I recently visited several farms in eastern North Carolina to see what farmers are doing and listen to their concerns. We visited Bertie, Chowan, Gates, Beaufort, Craven and Pitt counties. We covered a lot of miles and a lot of topics in three days, including environmental regulations, water resources, the cost of fertilizer and other inputs, and the Navy’s interest in putting a practice landing field in our northeastern counties.
People in Gates County are fired up over the Navy considering building an outlying landing field there. I can understand why. The field would take a lot of valuable farmland out of production, and the last thing we need in North Carolina is more lost farmland. The Navy has other options, and I believe they should explore those instead.
I saw some encouraging signs for the progress of crops in the East. The latest USDA crop forecast for North Carolina shows production of corn is up 30 percent over last year, and judging from what I saw, I can believe it. Soybeans and cotton also looked really good, and if the weather cooperates, farmers in eastern counties should have a good harvest.
My tour wasn’t just about field crops. I also got an education about North Carolina’s growing aquaculture industry. In 2008, North Carolina had nearly 150 producers of freshwater fish species, including catfish, hybrid striped bass, trout, tilapia and Southern flounder.
We visited N.C. State University’s Pamlico Aquaculture Field Lab in Aurora, where researchers have been breeding striped bass with white bass to create a hybrid that can thrive in a farmed environment.

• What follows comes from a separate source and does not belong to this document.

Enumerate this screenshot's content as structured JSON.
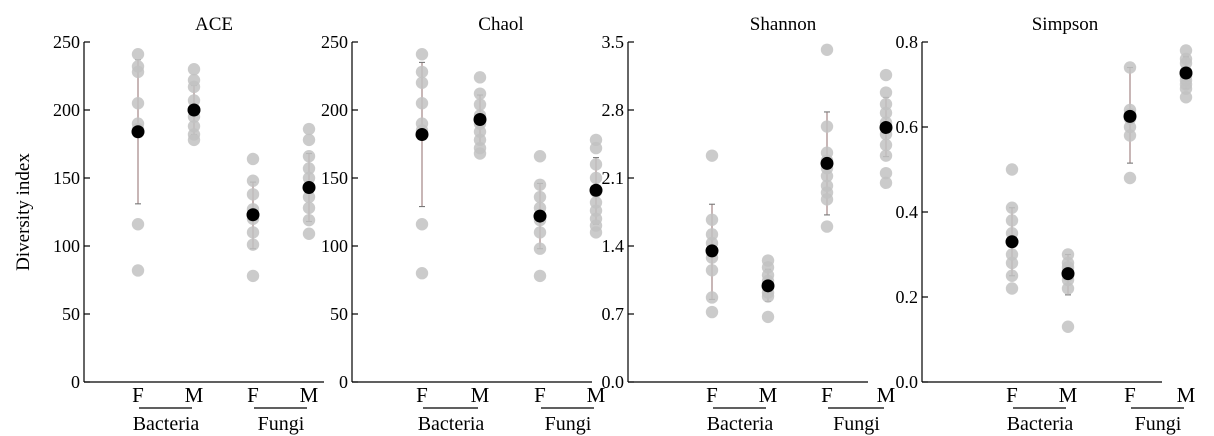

Later, I saw this fish in production at Castle Hayne Fisheries, also in Aurora.
The next day, we visited a freshwater prawn farm in Vanceboro. Don Ipock’s land used to be a tobacco farm, but when the federal quota system ended, he invested his buyout money in ponds and prawns. He’s gotten some good advice along the way from Matt Parker, my department’s aquaculture specialist in the eastern region, Mike Frinsko of N.C. Cooperative Extension, and others. His harvest is scheduled for early October, and he’s marketing his prawns to restaurants and Asian markets.
We finished our eastern tour at Carolina Classics Catfish in Ayden. This is a fully integrated catfish farm. They operate a hatchery and several grow-out farms, produce their own fish feed, and process the fish. The company processed more than 8 million pounds of catfish last year.
I’d like to thank the farmers and their families who opened their farms to us and showed us some great hospitality during our tour, and to the many others who turned out at breakfasts and lunches to share their concerns and ideas with me.